Flip Putthoff
NWA Democrat-Gazette
Some visit Logan Springs Preserve for the flowers. Others migrate to the 210-acre nature oasis for things with wings.
Of the six visitors exploring the preserve together on an early June morning, half were most interested in wildlife that flies. Joe Neal and Pat Bodishbaugh, both of Fayetteville, focused binoculars toward bird song and feathers. Neal writes books and articles about birds and birding. Bodishbaugh frequently travels far to find one particular bird or another.
David Oakley of Springdale is more grounded. He’s a walking dragonfly and damselfly field guide with camera and field glasses focused on dew-kissed grasses searching for the winged insects. Dragonflies thrive in wetlands at Logan Springs Preserve, situated east of Siloam Springs or south of Highfill in west Benton County.
Neither birders nor insect seekers left disappointed after a three-hour mostly level walk through the tract’s fields and forests.
Visitors are welcome at the public tract that has been open less than a year.
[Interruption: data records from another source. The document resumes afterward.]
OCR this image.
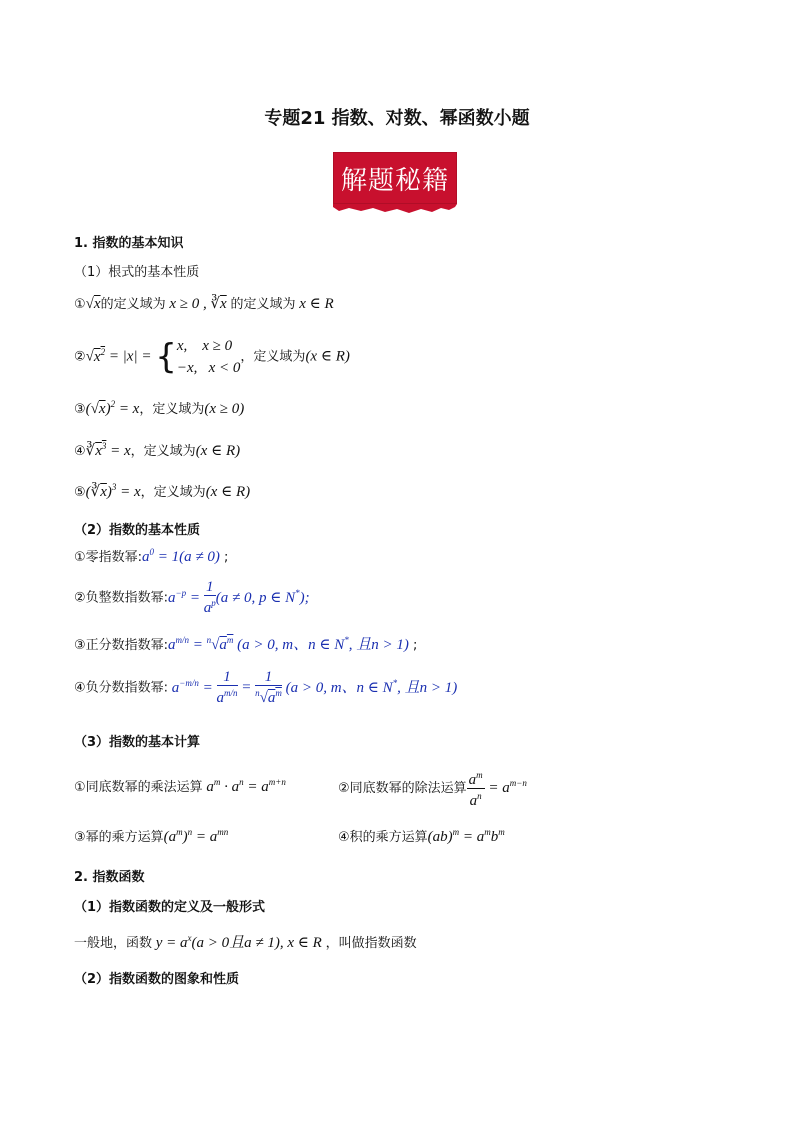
专题21 指数、对数、幂函数小题
解题秘籍
1. 指数的基本知识
（1）根式的基本性质
①√x的定义域为 x ≥ 0 , $∛\overline{x}$ 的定义域为 x ∈ R
$②√x^2 = |x|$ = { x,    x ≥ 0
−x,   x < 0
，定义域为(x ∈ R)
$③(√x)^2 = x$，定义域为(x ≥ 0)
$④∛x^3 = x$，定义域为(x ∈ R)
$⑤(∛\overline{x})^3 = x$，定义域为(x ∈ R)
（2）指数的基本性质
①零指数幂$:a^0 = 1(a \ne 0)$ ;
②负整数指数幂$:a^{-p} = \frac{1}{a^p} (a \ne 0$, p ∈ N*);
③正分数指数幂$:a^{m/n} = ^n√a^m$ (a > 0, m、n ∈ N*, 且n > 1) ;
④负分数指数幂: $a^{-m/n} = \frac{1}{a^{m/n}} = \frac{1}{^n√a^m} (a > 0$, m、n ∈ N*, 且n > 1)
（3）指数的基本计算
①同底数幂的乘法运算 $a^m \cdot a^n = a^{m+n}$	②同底数幂的除法运算 $\frac{a^m}{a^n} = a^{m-n}$
③幂的乘方运算$(a^m)^n = a^{mn}$	④积的乘方运算$(ab)^m = a^mb^m$
2. 指数函数
（1）指数函数的定义及一般形式
一般地，函数 $y = a^x(a > 0$且a ≠ 1), x ∈ R ，叫做指数函数
（2）指数函数的图象和性质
It’s out in the country, with a street address of 15300 Osage Hill Road, Siloam Springs. The Nature Conservancy manages Logan Springs.






Much of Logan Springs Preserve was a commercial fish hatchery where minnows were raised in a patchwork of ponds. Levees that created the ponds are now flat trails that crisscross the property.
Kim Dutton and Brigette Coleman-Williams, both with The Nature Conservancy, joined the morning explorers. A centerpiece of the preserve is a clear and cold spring that flows at 5 million gallons per day, Dutton noted.
An oxbow lake that is next to Osage Creek is one of the few natural lakes in Northwest Arkansas, she said. Lakes such as Beaver, Lake Fayetteville and others are reservoirs created by building a dam. A short trail leads to a dock that floats on the oxbow.
A highlight of the morning was Neal’s unbridled excitement when he spotted a yellow-crowned night heron hunting crawdads in a lowland of moist soil. You’d think Neal had spotted an ivory-billed woodpecker, or maybe Elvis, with his tachometer of glee at red-line level.
The yellow-crowned night heron is scarce in Northwest Arkansas, Neal said, but is seen in areas with a healthy population of crawdads — because that’s all they eat. Prothonotary warblers with bright yellow feathers thrilled the gaggle of explorers. Eyeballs followed the flight of these small songbirds that flitted from tree to tree.
By the end of the three-hour walk, Oakley’s camera was filled with pictures of his favorite insects, including a banded pennant dragonfly that had just emerged as an adult from its larval stage. This dragonfly was a cooperative photo subject. It never moved while resting on a blade of grass at the edge of a pond. After emerging, the big insect was drying its spotted wings before taking flight, Oakley explained.
Visitors to Logan Springs Preserve see natural wonders from the ground to the treetops.